The deal, which would go the US Congress only after it gets the nod from IAEA and the NSG, has been stalled due to opposition from the leftist supporters of India’s United Progressive Alliance (UPA) government.

Besides the nuclear deal, the envoy noted that during the last three and a half years of his current assignment he had witnessed “the irrevocable transformation of our relations with the United States”.

“In addition to the rapid growth of two-way trade and investment, cooperation in education and science and technology, the governments in both countries have invested significant political capital in building a strategic partnership based on shared values and common concerns.

“India-US relations encompass the most wide-ranging engagement that India has with any country today,” Sen said.

Turning to India’s relations with the rest of the world, the envoy said: “India is in transition in a changing world. Its engagement with the world is also evolving and changing.”

“As India grows into one of the three largest economies of the world, the course of its development would be of global significance,” said Sen. But “India’s growth and its rising global profile will not be at the cost of other countries,” he assured.

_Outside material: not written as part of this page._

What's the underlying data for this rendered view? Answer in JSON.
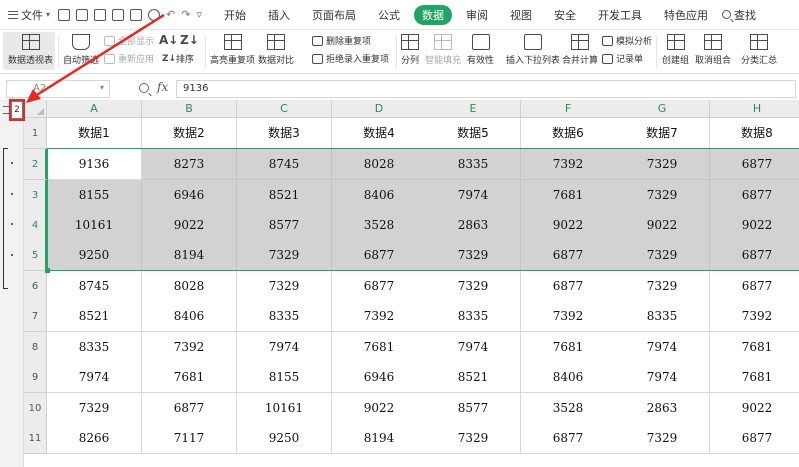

“Its growth will be propelled not exclusively, or even primarily, by its exports, but by growing domestic demand. India’s growth will not be disruptive. It will, on the contrary, be a locomotive of growth for Asia and beyond,” Sen said.

Asserting that “It is a more secure and self-assured India that is engaging the world today,” he said: “India will increasingly seek to shape its environment and not merely react to events.”

“But we will continue to pursue the path of diplomacy and dialogue. India will be capable of defending itself against a broad range of potential threats, but will not seek a path of confrontation and conflict,” he said.

Noting that the challenge of terrorism will confront the world for some time to come, Sen said advancing international cooperation in combating it would continue to receive India’s unremitting attention.

“India will continue to seek an adjustment in the global political and security architecture that will enable it to fulfil its aspirations and allow it to play the role that the world increasingly expects from our country,” he said, declaring: “UN reforms, in particular of the UN Security Council, are inevitable.”

As Indians increasingly live, trade and invest abroad, securing their rights and protecting their interests will become an increasingly important dimension to India’s foreign policy, he said.